I have two implicitly defined equations. I plot the implicit curve using parametric plot.

k3 = 0.4;
n = 4;
k1 = 3;

k2 = (k3*((n - 1)*(s1/k1)^n - 1))/(1 + (s1/k1)^n)^2;
v1 = k2*s1 + (k3*s1)/(1 + (s1/k1)^n);

ParametricPlot[{k2, v1}, {s1, 0.0, 50}, 
PlotRange -> {{0, 0.3}, {0, 1.5}}, AspectRatio -> 0.5, 
PlotStyle -> Black]

Now I want to color and hatch the area inside. In another project I used RegionPlot for this (see an example below), but how can I use RegionPlot (or some other technic perhaps) for this example with implicit equations?

Answer 1

Probably this match your plot:

ParametricPlot[{r {r k2, v1}}, {s1, 0.0, 50}, {r, 0, 1}, 
 PlotRange -> {{0, 0.3}, {0, 1.5}}, AspectRatio -> 0.5, 
 BoundaryStyle -> Directive[Black, Thick], Mesh -> 100, 
 MeshFunctions -> (50 #1 - #2 &)]

Answer 2

To fill with a solid color, you can post-process the Line primitive into a Polygon

ParametricPlot[{k2, v1}, {s1, 0.0, 50}, 
 PlotRange -> {{0, 0.3}, {0, 1.5}}, AspectRatio -> 0.5, 
 PlotStyle -> Black] /. Line[x_] :> {Blue, Polygon[x]}

Update: Using the approach in this answer mentioned in Alexey's comment:

poly = Cases[pp, Line[x_] :> Polygon[x], {0, Infinity}][[1]]; 
Quiet[region = Region`RegionProperty[poly, {x, y}, "FastDescription"][[1, 2]]];

RegionPlot[region, {x, 0, .3}, {y, 0, 1.5}, Mesh -> 50, 
 MeshFunctions -> {#1 - #2 &}, MeshStyle -> White, 
 PlotStyle -> Directive[{Thick, Blue}], PlotPoints -> 100]

Answer 3

If you absolutely, positively insist on using RegionPlot, then it's still possible to do with the curve you mentioned. This is because it's actually possible for your curve to be written as $v_1(k_2)$, albeit in a pretty ugly form. Start by inverting your relation between $s_1$ and $k_2$:

s1solns = Solve[(k3*((n - 1)*(s1/k1)^n - 1))/(1 + (s1/k1)^n)^2 == k2, s1];

Once you've got that, you can replace $s_1$ with these functions of $k_2$ in your expression for $v_1$. This gives you two functions for $v_1(k_2)$; the desired region is bounded above by the first function, and below by the second function. Note that $k_2$ has a maximum value for which these functions are real, which I call $k_{2\text{max}}$ in the code below.

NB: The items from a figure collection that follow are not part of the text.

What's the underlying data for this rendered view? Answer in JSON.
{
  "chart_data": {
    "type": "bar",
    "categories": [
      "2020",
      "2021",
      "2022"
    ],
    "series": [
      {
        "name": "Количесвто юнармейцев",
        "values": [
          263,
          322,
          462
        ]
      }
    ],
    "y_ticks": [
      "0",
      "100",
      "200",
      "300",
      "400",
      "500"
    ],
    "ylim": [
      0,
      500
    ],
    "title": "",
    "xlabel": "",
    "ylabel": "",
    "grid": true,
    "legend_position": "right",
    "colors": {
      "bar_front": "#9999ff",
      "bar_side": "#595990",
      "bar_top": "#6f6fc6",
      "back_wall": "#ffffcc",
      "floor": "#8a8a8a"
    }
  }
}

params = {k3 -> 0.4, n -> 4, k1 -> 3}; 
v1curves = (k2*s1 + (k3*s1)/(1 + (s1/k1)^n) /. s1solns) /. params;
k2max = k2 /. First[Solve[((k3^2 - 4 k2 k3 n - 2 k3^2 n + k3^2 n^2) /. params) == 0, k2]];
RegionPlot[
 v1 <= v1curves[[1]] && v1 >= v1curves[[2]] && k2 >= 0, 
 {k2, 0, k2max}, {v1, 0, Evaluate[v1curves[[1]] /. k2 -> k2max]}, 
 MaxRecursion -> 6]

This method is, to be honest, a kludgey hack; the above answers are much better, and will generalize much more readily. But it was still fun to try to do this with one hand tied behind my back. :-)